Loro 1, Sorrentino e le pecore

Il film di Sorrentino lavora lentamente nell’immaginario, penetrando nel profondo. Certo, solo se ti lasci coinvolgere nel dialogo  visivo, vivi momenti di emozione, di fastidio, di fascino, di disgusto, di commozione, di poesia.

Di fronte allo scorrere delle immagini si aprono diversi livelli di lettura, non sempre immediati, che possono affiorare lentamente nelle ore/giorni successivi. La potenza delle  visioni del regista credo nasca dal saper mescolare iconografie della storia dell’arte a simboli più immediati, a miti e riti della nostra cultura ( e non solo) con storie dell’oggi, troppo vicine a noi per essere guardate con distanza o indifferenza.

Sequenze che intrecciano sguardi sul mondo a racconti del desiderio, del sogno, a pulsioni profonde legate a istinti più viscerali.
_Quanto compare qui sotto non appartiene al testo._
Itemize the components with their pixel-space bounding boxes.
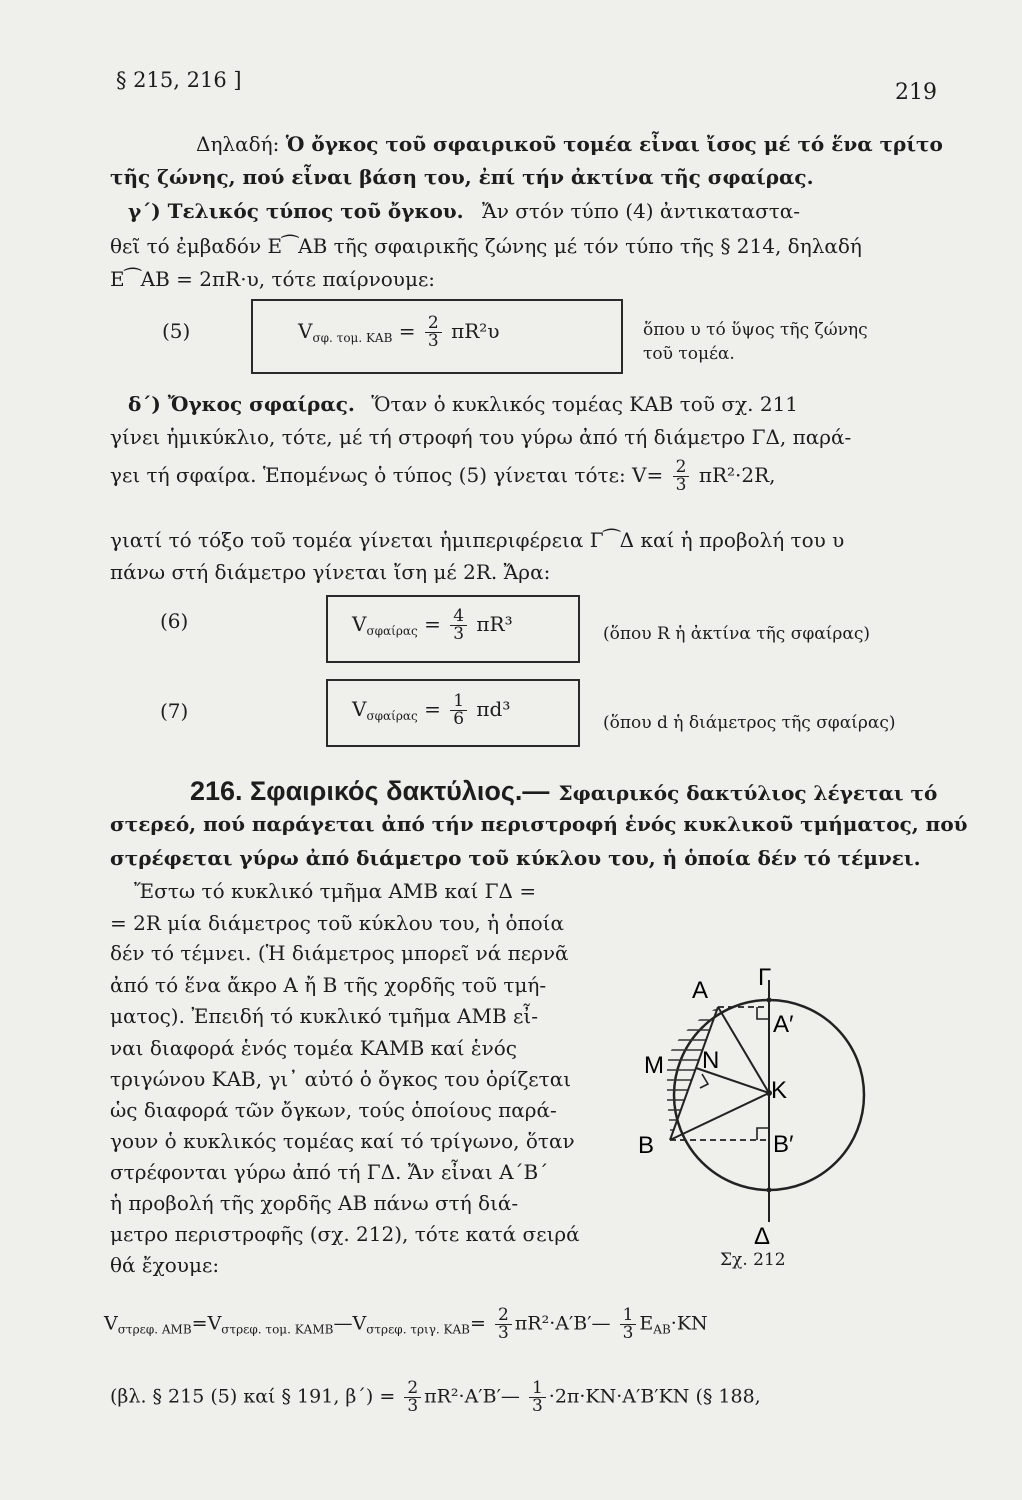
section-216-first-line <box>190 776 937 807</box>
point-d <box>767 1188 772 1193</box>
bold-text-run: Ὁ ὄγκος τοῦ σφαιρικοῦ τομέα εἶναι ἴσος μέ τό ἕνα τρίτο <box>285 132 943 156</box>
body-line: θά ἔχουμε: <box>110 1253 220 1277</box>
label-gamma: Γ <box>758 964 772 991</box>
body-line: μετρο περιστροφῆς (σχ. 212), τότε κατά σειρά <box>110 1222 580 1246</box>
body-line: ματος). Ἐπειδή τό κυκλικό τμῆμα ΑΜΒ εἶ- <box>110 1004 538 1028</box>
equation-line-1 <box>104 1307 708 1342</box>
denominator: 3 <box>622 1323 634 1343</box>
body-line: τριγώνου ΚΑΒ, γι᾿ αὐτό ὁ ὄγκος του ὁρίζεται <box>110 1067 572 1091</box>
right-angle-marker <box>757 1007 769 1019</box>
body-line: ἡ προβολή τῆς χορδῆς ΑΒ πάνω στή διά- <box>110 1191 519 1215</box>
text-run: Ὅταν ὁ κυκλικός τομέας ΚΑΒ τοῦ σχ. 211 <box>371 392 799 416</box>
formula-note: (ὅπου R ἡ ἀκτίνα τῆς σφαίρας) <box>603 624 870 644</box>
definition-text: Σφαιρικός δακτύλιος λέγεται τό <box>558 781 938 805</box>
fraction <box>450 608 467 643</box>
denominator: 3 <box>497 1323 509 1343</box>
formula-7 <box>352 693 510 728</box>
numerator: 2 <box>673 459 690 477</box>
text-run: Ἄν στόν τύπο (4) ἀντικαταστα- <box>482 199 801 223</box>
text-run: πR²·2R, <box>698 463 776 487</box>
body-line: Ἔστω τό κυκλικό τμῆμα ΑΜΒ καί ΓΔ = <box>134 879 537 903</box>
radius-ka <box>718 1007 769 1093</box>
paragraph-line: γίνει ἡμικύκλιο, τότε, μέ τή στροφή του γύρω ἀπό τή διάμετρο ΓΔ, παρά- <box>110 425 852 449</box>
paragraph-line <box>110 459 776 494</box>
formula-subscript: σφαίρας <box>366 624 418 638</box>
definition-line: στερεό, πού παράγεται ἀπό τήν περιστροφή ἑνός κυκλικοῦ τμήματος, πού <box>110 812 968 836</box>
equals-sign: = <box>191 1312 208 1335</box>
numerator: 2 <box>425 315 442 333</box>
equals-sign: = <box>424 697 441 721</box>
paragraph-line: E⁀AB = 2πR·υ, τότε παίρνουμε: <box>110 267 436 291</box>
paragraph-line: θεῖ τό ἐμβαδόν E⁀AB τῆς σφαιρικῆς ζώνης μέ τόν τύπο τῆς § 214, δηλαδή <box>110 234 862 258</box>
label-delta: Δ <box>754 1223 771 1250</box>
subsection-title: δ΄) Ὄγκος σφαίρας. <box>128 392 355 416</box>
formula-label: (7) <box>160 699 189 723</box>
numerator: 1 <box>450 693 467 711</box>
formula-term: πR³ <box>476 612 513 636</box>
denominator: 6 <box>453 709 465 729</box>
figure-caption: Σχ. 212 <box>720 1250 786 1270</box>
formula-symbol: V <box>207 1312 222 1335</box>
page-number: 219 <box>895 80 937 105</box>
subsection-title: γ΄) Τελικός τύπος τοῦ ὄγκου. <box>128 199 464 223</box>
formula-term: ·2π·KN·A′B′KN (§ 188, <box>548 1385 761 1408</box>
formula-label: (5) <box>162 319 191 343</box>
formula-symbol: V <box>352 612 367 636</box>
denominator: 3 <box>427 331 439 351</box>
formula-term: E <box>639 1312 654 1335</box>
formula-note: (ὅπου d ἡ διάμετρος τῆς σφαίρας) <box>603 713 896 733</box>
fraction <box>450 693 467 728</box>
denominator: 3 <box>531 1396 543 1416</box>
denominator: 3 <box>453 624 465 644</box>
paragraph-line: τῆς ζώνης, πού εἶναι βάση του, ἐπί τήν ἀκτίνα τῆς σφαίρας. <box>110 165 814 189</box>
definition-line: στρέφεται γύρω ἀπό διάμετρο τοῦ κύκλου του, ἡ ὁποία δέν τό τέμνει. <box>110 846 921 870</box>
denominator: 3 <box>675 475 687 495</box>
fraction <box>425 315 442 350</box>
numerator: 4 <box>450 608 467 626</box>
right-angle-marker <box>757 1128 769 1140</box>
formula-symbol: V <box>104 1312 118 1335</box>
formula-subscript: στρεφ. ΑΜΒ <box>117 1322 192 1337</box>
label-b-prime: Β′ <box>773 1131 794 1158</box>
formula-symbol: V <box>352 697 367 721</box>
text-run: γει τή σφαίρα. Ἑπομένως ὁ τύπος (5) γίνεται τότε: V= <box>110 463 664 487</box>
body-line: γουν ὁ κυκλικός τομέας καί τό τρίγωνο, ὅταν <box>110 1129 575 1153</box>
fraction <box>673 459 690 494</box>
figure-212 <box>630 960 880 1260</box>
numerator: 1 <box>620 1307 637 1325</box>
section-heading: 216. Σφαιρικός δακτύλιος.— <box>190 776 550 806</box>
paragraph-line <box>128 199 800 223</box>
equals-sign: = <box>424 612 441 636</box>
body-line: στρέφονται γύρω ἀπό τή ΓΔ. Ἄν εἶναι Α΄Β΄ <box>110 1160 549 1184</box>
section-reference: § 215, 216 ] <box>116 68 242 92</box>
formula-6 <box>352 608 513 643</box>
minus-sign: — <box>333 1312 353 1335</box>
label-m: Μ <box>644 1052 664 1079</box>
numerator: 2 <box>404 1380 421 1398</box>
equals-sign: = <box>469 1312 486 1335</box>
right-angle-marker <box>700 1074 708 1088</box>
text-run: Δηλαδή: <box>196 132 286 156</box>
label-b: Β <box>638 1132 655 1159</box>
formula-subscript: στρεφ. τομ. ΚΑΜΒ <box>221 1322 334 1337</box>
paragraph-line: γιατί τό τόξο τοῦ τομέα γίνεται ἡμιπεριφέρεια Γ⁀Δ καί ἡ προβολή του υ <box>110 528 845 552</box>
numerator: 2 <box>495 1307 512 1325</box>
label-k: Κ <box>771 1077 788 1104</box>
formula-subscript: σφαίρας <box>366 709 418 723</box>
fraction <box>529 1380 546 1415</box>
formula-5 <box>298 315 499 350</box>
formula-symbol: V <box>352 1312 367 1335</box>
formula-term: πR²·A′B′— <box>424 1385 520 1408</box>
fraction <box>620 1307 637 1342</box>
paragraph-line <box>196 132 943 156</box>
formula-subscript: σφ. τομ. ΚΑΒ <box>312 331 393 345</box>
equals-sign: = <box>398 319 416 343</box>
body-line: ἀπό τό ἕνα ἄκρο Α ἤ Β τῆς χορδῆς τοῦ τμή- <box>110 973 547 997</box>
body-line: δέν τό τέμνει. (Ἡ διάμετρος μπορεῖ νά περνᾶ <box>110 941 569 965</box>
denominator: 3 <box>407 1396 419 1416</box>
formula-term: πd³ <box>476 697 511 721</box>
numerator: 1 <box>529 1380 546 1398</box>
text-run: (βλ. § 215 (5) καί § 191, β΄) = <box>110 1385 396 1408</box>
label-a: Α <box>692 977 709 1004</box>
body-line: ναι διαφορά ἑνός τομέα ΚΑΜΒ καί ἑνός <box>110 1036 517 1060</box>
formula-term: πR²υ <box>451 319 500 343</box>
formula-term: ·KN <box>670 1312 708 1335</box>
formula-label: (6) <box>160 609 189 633</box>
body-line: = 2R μία διάμετρος τοῦ κύκλου του, ἡ ὁποία <box>110 911 565 935</box>
formula-note: τοῦ τομέα. <box>643 344 735 364</box>
label-n: Ν <box>702 1047 720 1074</box>
point-g <box>767 998 772 1003</box>
formula-note: ὅπου υ τό ὕψος τῆς ζώνης <box>643 320 868 340</box>
equation-line-2 <box>110 1380 761 1415</box>
label-a-prime: Α′ <box>773 1011 794 1038</box>
formula-symbol: V <box>298 319 313 343</box>
body-line: ὡς διαφορά τῶν ὄγκων, τούς ὁποίους παρά- <box>110 1098 557 1122</box>
formula-term: πR²·A′B′— <box>514 1312 611 1335</box>
paragraph-line: πάνω στή διάμετρο γίνεται ἴση μέ 2R. Ἄρα: <box>110 560 551 584</box>
formula-subscript: στρεφ. τριγ. ΚΑΒ <box>366 1322 470 1337</box>
fraction <box>404 1380 421 1415</box>
formula-subscript: AB <box>653 1322 671 1337</box>
paragraph-line <box>128 392 798 416</box>
fraction <box>495 1307 512 1342</box>
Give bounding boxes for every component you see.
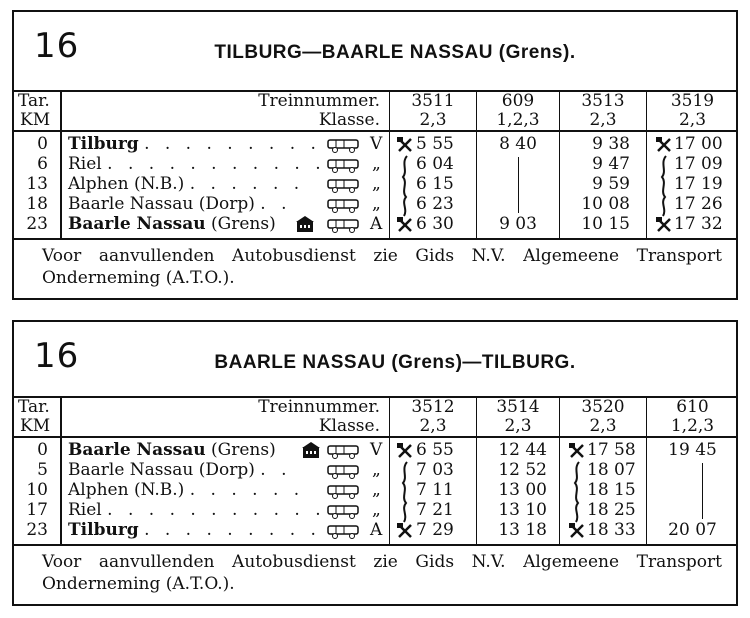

L’intrusione di una candida pecora, che entra curiosa e guardinga nell’elegante e tecnologica  villa di Berlusconi in Sardegna, è emblematica; spaesata, non riconosce il proprio ambiente, la campagna sarda, luogo  di una cultura pastorale che ha radici in una storia millenaria, fatta di fatica, lavoro, ma anche di natura spettacolare e incontaminata, violentata dalle costruzioni turistiche.
La pecora non è abituata a climi differenti dal proprio naturale e soccombe al freddo meccanico  del condizionatore.
Muore,  come agnello indifeso, sacrificato.

Figura sacra, l’agnello si ripete nelle rappresentazioni cristiane dei luoghi di culto, di cui la nostra terra è costellata. Sacrificio che avviene nella casa di “LUI” o “DIO”, come lo chiamano “LORO”.

L?inquadratura dell’altra villa che s’affaccia su quella di Berlusconi, dove gli ospiti allineati sulle balconate e su tre livelli, in silenzio, dopo un’orgiastica festa, cercano con sguardo fisso e disperatamente l’uomo dei loro sogni, è tra le più intense del film.

Paradossalmente richiama immagini di immigrati, assiepati lungo i parapetti delle loro imbarcazioni, tesi spasmodicamente a raggiungere la loro meta che via via all’orizzonte si fa possibile. Sguardi  di desiderio, di speranza, di paura.

“LORO” sono tutti  uguali, alla fine, con  corpi nudi esibiti  a forza, carichi di una artificiale e torbida sensualità, scatenata da una pioggia “magrittiana” di pillole colorate e segnate da volti urlanti e devastati, droga per la loro sopravvivenza: si muovono tutti insieme,  come un “gregge di pecore”.